Si son récit peut toucher, il reste en revanche plombé par un sérieux solennel très agaçant. De plus, sa débauche de violence instaure une gêne qui ne devait pas être celle recherchée par le réalisateur. Elle ne met pas mal à l'aise parce que la caméra montre sans détour des mutilations atroces, mais par le fait qu'elle semble constamment outrancière et voyeuriste. Certes, les chutes que font les héros depuis le haut d'immenses falaises abruptes sont aussi impressionnantes que brutales mais leur longueur, leur répétition et leur exagération font apparaitre les soldats comme des créatures indestructibles - ce qui fait sauter la suspension d'incrédulité du spectateur croyant regarder un long métrage "réaliste" - et engendrent un problématique effet de "running gag". En gros, une fois que les hostilités commencent, le film en fait des caisses sur tous les plans. On sort les gros violons et les gros sabots pour représenter sans aucune subtilité une sorte de martyr excessif et interminable. Cette espèce de fascination qu'il a pour les blessures et pour la manière dont ces corps américains parfaits les subissent font du film une sorte de "remake" involontaire de La Passion du Christ de Mel Gibson.

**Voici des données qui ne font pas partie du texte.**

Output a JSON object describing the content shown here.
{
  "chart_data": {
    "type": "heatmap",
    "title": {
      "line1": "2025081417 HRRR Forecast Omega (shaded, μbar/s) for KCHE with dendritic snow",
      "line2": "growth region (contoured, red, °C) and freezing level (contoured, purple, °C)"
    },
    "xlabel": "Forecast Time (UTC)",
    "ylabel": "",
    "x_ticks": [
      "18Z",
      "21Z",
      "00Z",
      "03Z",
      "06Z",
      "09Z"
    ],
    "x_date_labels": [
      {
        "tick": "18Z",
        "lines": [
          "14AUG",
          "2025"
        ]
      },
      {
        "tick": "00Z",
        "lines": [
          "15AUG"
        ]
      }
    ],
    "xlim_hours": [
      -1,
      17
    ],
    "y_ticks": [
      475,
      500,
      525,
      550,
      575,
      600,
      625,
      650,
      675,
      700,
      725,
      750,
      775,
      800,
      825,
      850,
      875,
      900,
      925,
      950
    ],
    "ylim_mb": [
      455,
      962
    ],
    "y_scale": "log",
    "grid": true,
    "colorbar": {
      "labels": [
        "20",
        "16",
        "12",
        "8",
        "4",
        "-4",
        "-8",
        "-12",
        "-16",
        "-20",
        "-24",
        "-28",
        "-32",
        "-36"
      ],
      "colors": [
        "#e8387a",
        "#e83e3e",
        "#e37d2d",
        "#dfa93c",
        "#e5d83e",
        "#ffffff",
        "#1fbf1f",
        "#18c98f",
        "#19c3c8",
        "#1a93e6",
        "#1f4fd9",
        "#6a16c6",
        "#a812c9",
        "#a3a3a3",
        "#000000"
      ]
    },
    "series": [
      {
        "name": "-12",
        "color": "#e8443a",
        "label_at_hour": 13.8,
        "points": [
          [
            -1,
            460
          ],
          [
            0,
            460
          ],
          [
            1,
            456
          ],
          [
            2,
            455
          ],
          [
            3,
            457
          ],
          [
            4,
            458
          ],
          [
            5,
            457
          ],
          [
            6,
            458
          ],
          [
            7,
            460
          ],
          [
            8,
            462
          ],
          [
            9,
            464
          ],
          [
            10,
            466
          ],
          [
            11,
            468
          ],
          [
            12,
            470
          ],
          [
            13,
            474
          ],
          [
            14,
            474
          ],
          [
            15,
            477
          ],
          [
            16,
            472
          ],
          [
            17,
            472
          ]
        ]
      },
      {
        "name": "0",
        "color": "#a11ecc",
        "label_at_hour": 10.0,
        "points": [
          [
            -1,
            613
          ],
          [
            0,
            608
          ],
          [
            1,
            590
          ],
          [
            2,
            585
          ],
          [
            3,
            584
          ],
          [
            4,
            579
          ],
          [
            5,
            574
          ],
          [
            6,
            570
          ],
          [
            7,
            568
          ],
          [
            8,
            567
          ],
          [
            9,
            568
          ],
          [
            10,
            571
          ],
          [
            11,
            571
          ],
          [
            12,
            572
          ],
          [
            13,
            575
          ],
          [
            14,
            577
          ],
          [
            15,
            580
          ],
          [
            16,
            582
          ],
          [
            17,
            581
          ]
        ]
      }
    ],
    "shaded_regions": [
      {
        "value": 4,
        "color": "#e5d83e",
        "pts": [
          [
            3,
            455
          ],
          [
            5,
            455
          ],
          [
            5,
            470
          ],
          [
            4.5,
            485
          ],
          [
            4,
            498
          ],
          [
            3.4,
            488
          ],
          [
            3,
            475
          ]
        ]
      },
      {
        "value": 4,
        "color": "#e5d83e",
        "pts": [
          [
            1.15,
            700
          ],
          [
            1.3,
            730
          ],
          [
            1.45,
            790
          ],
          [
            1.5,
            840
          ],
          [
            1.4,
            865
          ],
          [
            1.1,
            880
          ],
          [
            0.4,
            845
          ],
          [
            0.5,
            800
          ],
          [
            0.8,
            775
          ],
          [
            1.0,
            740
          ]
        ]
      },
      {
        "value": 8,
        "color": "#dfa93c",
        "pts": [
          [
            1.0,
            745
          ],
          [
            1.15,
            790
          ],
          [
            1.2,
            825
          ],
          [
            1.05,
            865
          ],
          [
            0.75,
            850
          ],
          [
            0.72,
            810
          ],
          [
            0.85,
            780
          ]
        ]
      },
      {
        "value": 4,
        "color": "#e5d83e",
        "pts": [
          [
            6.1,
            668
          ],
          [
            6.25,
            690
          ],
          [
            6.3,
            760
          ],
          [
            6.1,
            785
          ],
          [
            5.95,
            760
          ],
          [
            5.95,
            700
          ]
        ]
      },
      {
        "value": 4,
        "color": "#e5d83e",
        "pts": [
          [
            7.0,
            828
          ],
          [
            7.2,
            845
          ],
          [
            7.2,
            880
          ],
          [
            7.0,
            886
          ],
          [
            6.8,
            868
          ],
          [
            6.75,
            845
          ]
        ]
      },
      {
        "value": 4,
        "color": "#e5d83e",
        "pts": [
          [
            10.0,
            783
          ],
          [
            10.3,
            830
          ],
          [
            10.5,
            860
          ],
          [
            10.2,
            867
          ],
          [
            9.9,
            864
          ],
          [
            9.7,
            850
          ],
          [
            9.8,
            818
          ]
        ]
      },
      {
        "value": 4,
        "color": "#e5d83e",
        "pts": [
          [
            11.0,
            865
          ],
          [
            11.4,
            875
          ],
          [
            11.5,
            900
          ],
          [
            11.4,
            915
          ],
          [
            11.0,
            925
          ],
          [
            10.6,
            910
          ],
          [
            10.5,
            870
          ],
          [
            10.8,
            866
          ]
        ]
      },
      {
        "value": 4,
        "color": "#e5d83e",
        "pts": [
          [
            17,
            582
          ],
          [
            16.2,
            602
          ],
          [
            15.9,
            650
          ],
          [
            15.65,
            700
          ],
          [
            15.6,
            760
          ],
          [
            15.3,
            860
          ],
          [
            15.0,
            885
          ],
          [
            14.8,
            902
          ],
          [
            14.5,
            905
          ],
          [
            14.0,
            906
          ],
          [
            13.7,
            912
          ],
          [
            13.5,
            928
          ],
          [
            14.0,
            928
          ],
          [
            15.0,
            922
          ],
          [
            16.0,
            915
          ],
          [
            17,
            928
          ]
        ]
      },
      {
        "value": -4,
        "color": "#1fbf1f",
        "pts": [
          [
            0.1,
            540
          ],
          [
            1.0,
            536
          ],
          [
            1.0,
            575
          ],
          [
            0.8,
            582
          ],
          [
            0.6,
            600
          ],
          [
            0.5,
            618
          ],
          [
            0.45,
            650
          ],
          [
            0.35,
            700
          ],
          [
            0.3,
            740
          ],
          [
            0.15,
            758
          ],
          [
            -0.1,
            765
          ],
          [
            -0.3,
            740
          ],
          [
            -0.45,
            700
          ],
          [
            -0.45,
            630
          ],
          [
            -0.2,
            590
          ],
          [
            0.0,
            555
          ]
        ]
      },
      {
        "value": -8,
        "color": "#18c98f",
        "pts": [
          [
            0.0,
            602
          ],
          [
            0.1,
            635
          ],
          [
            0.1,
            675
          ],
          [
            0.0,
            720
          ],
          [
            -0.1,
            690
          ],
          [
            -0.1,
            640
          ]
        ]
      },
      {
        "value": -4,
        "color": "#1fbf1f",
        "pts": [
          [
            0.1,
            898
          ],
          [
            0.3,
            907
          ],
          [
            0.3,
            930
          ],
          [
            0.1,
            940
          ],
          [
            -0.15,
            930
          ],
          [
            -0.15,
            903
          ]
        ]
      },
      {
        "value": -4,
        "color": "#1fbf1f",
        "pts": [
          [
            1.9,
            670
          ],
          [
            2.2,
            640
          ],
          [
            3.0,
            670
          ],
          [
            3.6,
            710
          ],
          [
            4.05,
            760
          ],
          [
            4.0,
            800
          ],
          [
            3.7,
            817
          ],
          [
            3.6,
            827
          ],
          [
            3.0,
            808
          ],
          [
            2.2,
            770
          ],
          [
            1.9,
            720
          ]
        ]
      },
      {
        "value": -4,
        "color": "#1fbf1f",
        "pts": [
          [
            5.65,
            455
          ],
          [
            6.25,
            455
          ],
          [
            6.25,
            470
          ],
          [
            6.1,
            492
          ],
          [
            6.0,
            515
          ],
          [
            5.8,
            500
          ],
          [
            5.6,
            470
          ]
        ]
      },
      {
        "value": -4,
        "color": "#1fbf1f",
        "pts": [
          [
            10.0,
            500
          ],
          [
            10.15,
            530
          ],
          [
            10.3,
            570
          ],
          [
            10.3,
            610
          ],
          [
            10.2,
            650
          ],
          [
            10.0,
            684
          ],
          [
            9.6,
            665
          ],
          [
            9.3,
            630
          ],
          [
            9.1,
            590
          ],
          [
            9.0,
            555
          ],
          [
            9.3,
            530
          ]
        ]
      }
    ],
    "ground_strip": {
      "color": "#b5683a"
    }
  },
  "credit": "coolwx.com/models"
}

Regardez comme le corps d'un Américain, lorsqu'il est entrainé, peut résister à n'importe quel sévice ! Regardez comment Mark Wahlberg saigne en serrant les dents ! Admirez ces doigts amputés ! Ecoutez ces os craquer ! Pleurez devant la noblesse de ces guerriers que rien n'arrête, pas même vingt-cinq balles dans le thorax ! Pleurez qu'on vous dit, la musique est là pour vous y aider ! Allez, pleurez ! Versez des larmes pour ces soldats courageux qui souffrent le martyr tel des Jesus Christ du XXIème siècle, qui se sacrifient pour vous assurer une vie tranquille à l'arrière ! Après ça, engagez-vous petits spectateurs américains ! Rejoignez le valeureux corps des "marines", les meilleurs soldats du monde ! La fierté nationale ! Les vrais super-héros ! Hahou ! Tout ça est bien gentil mais ce martelage achève de rendre antipathique et lourdingue cette publicité pour l'armée, à la fois correctement orchestrée bien que formellement très classique, grossièrement emphatique et d'une vanité sans borne.